The control circuit 12 receives the photoelectromotive force from the photodiode array 11 and receives vertical N-type MOSFETs 13 and 1.
4 is charged to the gate input capacitance of the N-type MOSFET 13,
1 4 becomes conductive.

[Procedure amendment 2]

[Document name to be amended] Statement

[Correction target item name] 0005

[Correction method] Change

[Correction contents]

Further, when the input signal to the input terminal 9, 10 is cut off eliminating the light irradiation, the photodiode array 1 1 no longer generates photovoltaic, N-type MOSFET 1 3, 1
The gate charge of No. 4 is immediately discharged, and the N-type MOSFET 13,
14 is in a cutoff state.

[Procedure amendment 3]

[Document name to be amended] Statement

[Correction target item name] 0010

[Correction method] Change

[Correction contents]

A drain electrode 21 made of aluminum (Al) or the like is formed so as to be electrically connected to n + type drain region 16, and a gate made of aluminum or the like is electrically connected to insulated gate 20. Electrode 2
2 are formed, and the n + type source region 18 and the p type well region are formed.
A source electrode 23 made of aluminum or the like is formed so as to be electrically connected to region 17 .

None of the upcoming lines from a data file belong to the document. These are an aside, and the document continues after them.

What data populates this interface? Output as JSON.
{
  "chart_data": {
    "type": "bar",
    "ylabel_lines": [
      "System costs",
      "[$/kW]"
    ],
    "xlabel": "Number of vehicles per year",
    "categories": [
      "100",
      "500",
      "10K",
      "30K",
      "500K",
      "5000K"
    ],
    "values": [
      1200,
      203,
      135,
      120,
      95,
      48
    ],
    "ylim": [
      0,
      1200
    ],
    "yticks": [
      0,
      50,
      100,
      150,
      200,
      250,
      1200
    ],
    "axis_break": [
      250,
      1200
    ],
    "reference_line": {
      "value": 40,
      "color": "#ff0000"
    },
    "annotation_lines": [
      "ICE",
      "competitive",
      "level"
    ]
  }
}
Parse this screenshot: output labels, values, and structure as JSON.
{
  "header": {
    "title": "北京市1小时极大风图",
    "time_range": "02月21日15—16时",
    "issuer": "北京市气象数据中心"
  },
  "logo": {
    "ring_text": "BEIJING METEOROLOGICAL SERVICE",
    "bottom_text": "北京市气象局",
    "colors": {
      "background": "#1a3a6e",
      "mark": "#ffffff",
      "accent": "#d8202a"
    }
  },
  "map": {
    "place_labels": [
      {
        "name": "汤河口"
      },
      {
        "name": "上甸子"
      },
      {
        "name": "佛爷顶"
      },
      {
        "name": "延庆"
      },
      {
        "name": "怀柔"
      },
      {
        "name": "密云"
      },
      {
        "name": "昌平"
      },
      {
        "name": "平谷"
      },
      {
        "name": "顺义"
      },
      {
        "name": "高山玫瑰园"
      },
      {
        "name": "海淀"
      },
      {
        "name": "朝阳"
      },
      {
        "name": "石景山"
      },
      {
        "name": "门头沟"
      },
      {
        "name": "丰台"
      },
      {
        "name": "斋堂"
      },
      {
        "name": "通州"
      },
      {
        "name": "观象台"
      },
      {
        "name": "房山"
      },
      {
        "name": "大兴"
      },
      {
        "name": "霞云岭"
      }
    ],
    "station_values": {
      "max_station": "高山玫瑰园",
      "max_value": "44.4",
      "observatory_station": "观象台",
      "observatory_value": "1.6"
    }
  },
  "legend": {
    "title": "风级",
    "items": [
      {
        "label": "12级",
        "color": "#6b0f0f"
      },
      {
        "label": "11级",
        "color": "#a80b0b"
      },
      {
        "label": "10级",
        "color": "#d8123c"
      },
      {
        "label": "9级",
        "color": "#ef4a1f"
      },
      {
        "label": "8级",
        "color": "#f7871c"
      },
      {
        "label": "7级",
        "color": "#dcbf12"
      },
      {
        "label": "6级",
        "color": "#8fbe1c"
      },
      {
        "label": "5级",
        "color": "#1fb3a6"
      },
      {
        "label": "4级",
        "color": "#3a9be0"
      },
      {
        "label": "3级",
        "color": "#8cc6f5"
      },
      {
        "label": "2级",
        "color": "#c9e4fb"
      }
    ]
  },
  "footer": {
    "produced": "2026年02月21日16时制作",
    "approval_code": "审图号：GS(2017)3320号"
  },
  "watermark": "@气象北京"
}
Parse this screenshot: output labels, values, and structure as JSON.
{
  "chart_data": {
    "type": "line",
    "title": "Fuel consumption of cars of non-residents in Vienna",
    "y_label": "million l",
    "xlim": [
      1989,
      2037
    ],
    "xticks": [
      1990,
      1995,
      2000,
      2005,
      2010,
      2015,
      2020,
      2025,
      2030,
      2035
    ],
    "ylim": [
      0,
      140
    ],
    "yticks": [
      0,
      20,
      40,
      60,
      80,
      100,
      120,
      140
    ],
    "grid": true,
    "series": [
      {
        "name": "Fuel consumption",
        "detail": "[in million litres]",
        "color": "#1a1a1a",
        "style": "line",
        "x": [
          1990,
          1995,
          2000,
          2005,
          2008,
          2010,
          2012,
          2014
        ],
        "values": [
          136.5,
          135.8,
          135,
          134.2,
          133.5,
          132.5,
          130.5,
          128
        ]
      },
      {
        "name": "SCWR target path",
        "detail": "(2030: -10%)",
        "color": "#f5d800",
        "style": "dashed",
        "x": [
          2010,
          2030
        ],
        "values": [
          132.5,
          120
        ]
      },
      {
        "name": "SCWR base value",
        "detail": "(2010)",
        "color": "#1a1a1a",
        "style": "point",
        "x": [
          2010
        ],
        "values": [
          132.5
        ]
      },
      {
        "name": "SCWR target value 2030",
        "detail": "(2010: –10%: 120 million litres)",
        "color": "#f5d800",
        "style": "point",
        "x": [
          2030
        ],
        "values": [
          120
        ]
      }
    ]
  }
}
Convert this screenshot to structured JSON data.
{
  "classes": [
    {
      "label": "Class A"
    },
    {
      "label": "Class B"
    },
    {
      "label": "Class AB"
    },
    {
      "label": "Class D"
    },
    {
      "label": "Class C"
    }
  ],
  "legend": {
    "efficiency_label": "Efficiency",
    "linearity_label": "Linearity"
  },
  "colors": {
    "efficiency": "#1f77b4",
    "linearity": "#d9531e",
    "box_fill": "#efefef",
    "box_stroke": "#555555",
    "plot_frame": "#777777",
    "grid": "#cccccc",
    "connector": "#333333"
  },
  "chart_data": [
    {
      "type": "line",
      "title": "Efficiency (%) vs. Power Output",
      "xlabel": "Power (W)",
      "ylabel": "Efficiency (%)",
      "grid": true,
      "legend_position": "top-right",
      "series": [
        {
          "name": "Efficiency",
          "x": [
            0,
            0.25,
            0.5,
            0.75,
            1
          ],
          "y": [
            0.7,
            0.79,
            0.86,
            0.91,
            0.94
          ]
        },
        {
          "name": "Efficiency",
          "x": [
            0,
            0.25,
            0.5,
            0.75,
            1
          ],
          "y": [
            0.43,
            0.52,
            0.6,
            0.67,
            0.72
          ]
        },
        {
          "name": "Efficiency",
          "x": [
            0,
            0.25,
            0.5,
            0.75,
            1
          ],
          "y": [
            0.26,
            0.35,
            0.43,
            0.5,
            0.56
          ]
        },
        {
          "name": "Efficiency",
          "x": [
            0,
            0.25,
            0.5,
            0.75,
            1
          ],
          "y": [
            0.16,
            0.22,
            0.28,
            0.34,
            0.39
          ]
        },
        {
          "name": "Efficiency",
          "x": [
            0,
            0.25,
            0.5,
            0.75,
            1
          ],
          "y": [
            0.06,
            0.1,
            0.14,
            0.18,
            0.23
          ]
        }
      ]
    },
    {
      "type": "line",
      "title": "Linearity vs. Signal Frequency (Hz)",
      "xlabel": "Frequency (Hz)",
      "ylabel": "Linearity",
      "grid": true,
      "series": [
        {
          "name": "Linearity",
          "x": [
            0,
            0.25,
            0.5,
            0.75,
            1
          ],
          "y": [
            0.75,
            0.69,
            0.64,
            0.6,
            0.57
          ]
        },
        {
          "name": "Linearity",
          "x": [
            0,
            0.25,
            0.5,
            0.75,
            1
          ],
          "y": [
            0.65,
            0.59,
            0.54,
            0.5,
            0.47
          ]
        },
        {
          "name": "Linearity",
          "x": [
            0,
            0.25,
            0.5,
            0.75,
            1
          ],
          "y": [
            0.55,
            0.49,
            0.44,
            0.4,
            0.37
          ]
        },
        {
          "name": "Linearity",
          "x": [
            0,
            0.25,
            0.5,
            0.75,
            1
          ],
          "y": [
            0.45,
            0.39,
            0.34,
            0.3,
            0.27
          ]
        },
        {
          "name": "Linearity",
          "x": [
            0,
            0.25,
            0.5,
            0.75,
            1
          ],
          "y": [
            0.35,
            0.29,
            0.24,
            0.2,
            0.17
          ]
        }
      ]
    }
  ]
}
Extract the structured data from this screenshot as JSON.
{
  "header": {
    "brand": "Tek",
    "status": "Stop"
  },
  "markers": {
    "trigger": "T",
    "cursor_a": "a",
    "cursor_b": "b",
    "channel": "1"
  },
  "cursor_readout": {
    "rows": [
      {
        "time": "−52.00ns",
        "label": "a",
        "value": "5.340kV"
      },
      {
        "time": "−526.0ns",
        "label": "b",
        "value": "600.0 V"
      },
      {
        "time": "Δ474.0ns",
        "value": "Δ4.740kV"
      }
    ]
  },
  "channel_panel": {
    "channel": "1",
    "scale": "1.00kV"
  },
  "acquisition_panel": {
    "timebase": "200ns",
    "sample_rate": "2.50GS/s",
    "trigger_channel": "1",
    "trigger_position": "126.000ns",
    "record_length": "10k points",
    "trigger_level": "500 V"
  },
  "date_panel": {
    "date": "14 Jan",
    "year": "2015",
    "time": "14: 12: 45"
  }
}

 ──────────────────────────────────────────────────続 き Continuing from the front page (72) Inventor Yoshiki Hayasaki 1048 Kazumasa Kadoma, Osaka Prefecture Inside Matsushita Electric Works Co., Ltd. (72) Inventor Hitoshi Takano 1048 Kadoma, Kadoma, Osaka Prefecture Inside Matsushita Electric Works, Ltd.

Claims (1)

[Claims] At least one of two input terminals, a light emitting element connected between the input terminals, and at least optically coupled to the light emitting element, for generating a photoelectromotive force in response to light irradiation by the light emitting element. A photodiode array having one or more photodiodes, a control circuit for controlling a vertical MOSFET supplied with photovoltaic power generated by the photodiode array, and two vertical MOSFETs controlled by the control circuit
And a common terminal to which the vertical MOSFET is connected and two output terminals. A source electrode and a gate electrode of the vertical MOSFET are commonly connected in anti-series, and the source electrode is connected to the common terminal. The drain electrode is connected to the corresponding output terminal, and the gate electrode of the vertical MOSFET receives the output of the control circuit. An optical coupling type semiconductor relay, wherein the height is higher than the surface height of the metal frame forming the output terminal.